さて、何度かビル・グレンジャーの話をしたんですけど、「とにかくシンプルで余計な事はしない」というのがあるんですけど(ちなみに彼は「世界一洗練された料理は日本の刺身。包丁の入れ方一つで味が決まるのだから凄い」と、ちゃんと本質を理解した発言をしています。)、それ以外にも彼の特徴として「結構お気に入りの食材を何にでも多用する」ということがあると思うんですね。
アジア好きな彼らしくコリアンダーは様々な料理で使われています。あと赤唐辛子。それからレモンも好きですね。そういえば彼が「塩レモン」を使ってましたけど、これはモロッコ料理には欠かせない食材だそうです。ほかにも「レモン胡椒」というものもあって、これは日本の柚子胡椒の西洋版といった趣とか。僕は餃子のタレに柚子胡椒を使うのが好きなんですけど、レモン胡椒は使い勝手良さそうだなあ。
あと、驚くほど出てくる食材が「わけぎ」。
わけぎってもちろん知っているけどそもそも何なの?と思って軽く調べたんですけど、本来は玉ねぎと長ネギの雑種らしいですね。長ネギは種、玉ねぎは球根で育つ違いがあるらしい。ただ、一般的には関東で葉葱(万能葱みたいな葱)の仲間の分けねぎの事を大雑把にわけぎと呼ぶらしい。
そういえばビル・グレンジャー君はわけぎを「玉ねぎの葉っぱヴァージョン」として使っているようにも見えるんですよね。面白いのはポテトサラダに使っているんですよ。

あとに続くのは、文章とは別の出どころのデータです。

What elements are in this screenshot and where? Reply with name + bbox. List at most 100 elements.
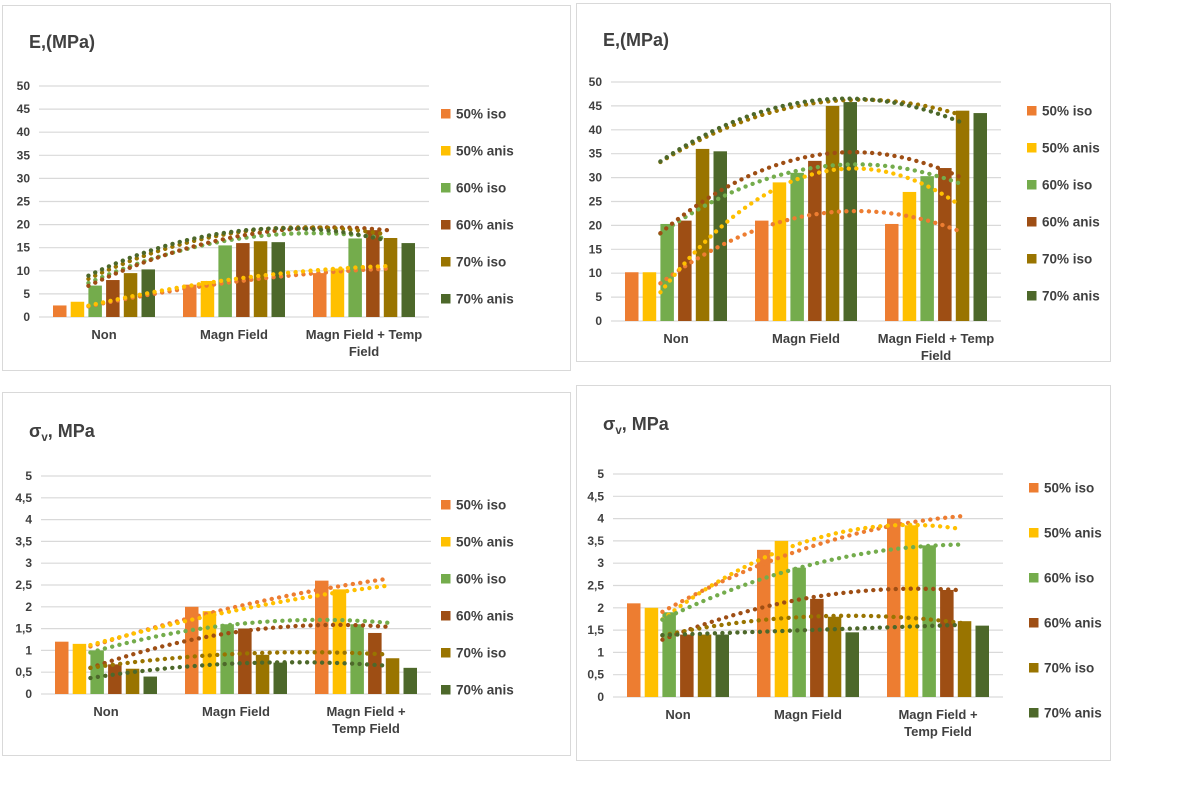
y-tick-label: 45 — [17, 102, 31, 116]
y-tick-label: 3 — [25, 556, 32, 570]
trendline-50-anis — [660, 522, 964, 622]
bar-50-anis-3 — [332, 589, 347, 694]
trendline-60-anis — [86, 225, 390, 288]
chart-title: E,(MPa) — [603, 30, 669, 50]
trendline-70-anis — [86, 226, 390, 278]
legend-swatch — [1027, 217, 1037, 227]
legend-swatch — [441, 183, 451, 193]
chart-panel-sigma-left: σv, MPa 0 0,5 1 1,5 2 2,5 3 3,5 4 4,5 5 Non Magn Fie… — [2, 392, 571, 756]
trendline-60-anis — [658, 150, 962, 236]
y-tick-label: 0 — [595, 314, 602, 328]
bar-50-anis-3 — [330, 268, 345, 317]
bar-50-anis-1 — [70, 301, 85, 317]
bar-70-anis-3 — [401, 243, 415, 317]
bar-70-iso-1 — [123, 273, 138, 317]
trendline-60-anis — [88, 622, 392, 671]
legend-swatch — [1027, 106, 1037, 116]
legend: 50% iso 50% anis 60% iso 60% anis 70% iso 70%… — [1029, 481, 1102, 721]
legend-label: 60% anis — [456, 218, 514, 233]
y-tick-label: 1 — [597, 645, 604, 659]
legend-label: 60% iso — [1042, 178, 1092, 193]
legend-swatch — [441, 685, 451, 695]
legend-swatch — [1029, 483, 1039, 493]
category-label: Non — [91, 327, 116, 342]
bar-70-iso-1 — [697, 634, 712, 697]
bar-60-iso-2 — [218, 245, 232, 317]
trendlines — [660, 514, 964, 642]
trendline-50-anis — [88, 583, 392, 648]
legend-label: 50% iso — [456, 498, 506, 513]
bar-60-anis-2 — [238, 628, 252, 694]
category-label: Magn Field + Temp — [306, 327, 422, 342]
trendlines — [86, 225, 390, 309]
trendlines — [88, 576, 392, 681]
category-label: Field — [349, 344, 379, 359]
legend-swatch — [441, 220, 451, 230]
chart-panel-e-mpa-right: E,(MPa) 0 5 10 15 20 25 30 35 40 45 50 Non Magn Fiel… — [576, 3, 1111, 362]
bar-60-anis-1 — [680, 634, 694, 697]
y-tick-label: 10 — [17, 264, 31, 278]
chart-title: E,(MPa) — [29, 32, 95, 52]
legend-label: 70% iso — [1042, 252, 1092, 267]
y-tick-label: 2 — [25, 600, 32, 614]
bar-50-iso-1 — [625, 272, 639, 321]
bar-60-iso-1 — [90, 650, 104, 694]
trendline-60-iso — [88, 617, 392, 655]
chart-svg-sigma-left: 0 0,5 1 1,5 2 2,5 3 3,5 4 4,5 5 Non Magn Field Magn F… — [15, 421, 513, 736]
y-tick-label: 1,5 — [587, 623, 604, 637]
chart-panel-e-mpa-left: E,(MPa) 0 5 10 15 20 25 30 35 40 45 50 Non Magn Fiel… — [2, 5, 571, 371]
bar-70-iso-3 — [383, 237, 398, 317]
legend-swatch — [1029, 618, 1039, 628]
category-label: Non — [665, 707, 690, 722]
y-tick-label: 2 — [597, 601, 604, 615]
bar-50-anis-2 — [202, 611, 217, 694]
y-axis-tick-labels: 0 0,5 1 1,5 2 2,5 3 3,5 4 4,5 5 — [587, 467, 604, 704]
bar-50-iso-2 — [185, 606, 199, 694]
trendline-50-iso — [658, 208, 962, 286]
bars — [625, 102, 987, 322]
bar-70-anis-3 — [975, 625, 989, 697]
y-tick-label: 25 — [17, 195, 31, 209]
legend-swatch — [1027, 180, 1037, 190]
y-tick-label: 2,5 — [15, 578, 32, 592]
category-label: Temp Field — [904, 724, 972, 739]
x-axis-category-labels: Non Magn Field Magn Field + Temp Field — [91, 327, 422, 359]
legend-swatch — [1029, 663, 1039, 673]
y-tick-label: 25 — [589, 195, 603, 209]
y-tick-label: 4 — [597, 512, 604, 526]
legend-label: 70% anis — [1042, 289, 1100, 304]
bar-50-iso-3 — [313, 273, 327, 317]
bar-70-anis-1 — [143, 676, 157, 694]
bar-60-iso-2 — [220, 624, 234, 694]
bar-50-anis-2 — [772, 182, 787, 321]
chart-svg-e-mpa-right: 0 5 10 15 20 25 30 35 40 45 50 Non Magn Field Magn Fi… — [589, 30, 1100, 361]
y-tick-label: 35 — [17, 148, 31, 162]
bar-60-anis-3 — [940, 589, 954, 697]
bars — [55, 580, 417, 694]
bar-50-anis-1 — [72, 643, 87, 694]
legend-swatch — [441, 648, 451, 658]
bar-50-iso-3 — [315, 580, 329, 694]
legend-label: 50% iso — [1042, 104, 1092, 119]
bar-50-iso-1 — [55, 641, 69, 694]
y-tick-label: 0 — [597, 690, 604, 704]
bar-60-anis-2 — [808, 160, 822, 321]
category-label: Magn Field + — [898, 707, 978, 722]
legend-swatch — [1029, 528, 1039, 538]
chart-svg-sigma-right: 0 0,5 1 1,5 2 2,5 3 3,5 4 4,5 5 Non Magn Field Magn F… — [587, 414, 1102, 739]
legend-swatch — [441, 294, 451, 304]
bar-70-anis-2 — [845, 632, 859, 697]
y-tick-label: 5 — [597, 467, 604, 481]
y-tick-label: 50 — [589, 75, 603, 89]
trendlines — [658, 96, 962, 295]
category-label: Non — [663, 331, 688, 346]
y-tick-label: 30 — [589, 171, 603, 185]
y-tick-label: 40 — [17, 125, 31, 139]
y-axis-tick-labels: 0 5 10 15 20 25 30 35 40 45 50 — [589, 75, 603, 328]
bar-60-iso-3 — [350, 624, 364, 694]
legend-label: 50% iso — [456, 107, 506, 122]
bar-70-iso-2 — [255, 654, 270, 694]
legend-swatch — [1027, 291, 1037, 301]
trendline-70-anis — [660, 622, 964, 638]
bar-60-iso-3 — [348, 238, 362, 317]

レシピをそのまま公開するのは気が引けるので簡単に書くと、マヨネーズを使わないポテトサラダで、茹でたジャガイモとわけぎを混ぜて各種スパイスやレモンで味付けする感じなんですよね。これは美味そう。ていうか簡単だし、これとチキンソテーなんかでパンを食べたらかなり相性良さそうだ。「こういうメニューに合うパンを開発してくれ」とか言われたら本気で楽しめそうだし、私は彼に喜んでもらえるパンを作れると思うんですよね。やっぱこういう仕事の方が楽しいかなあ。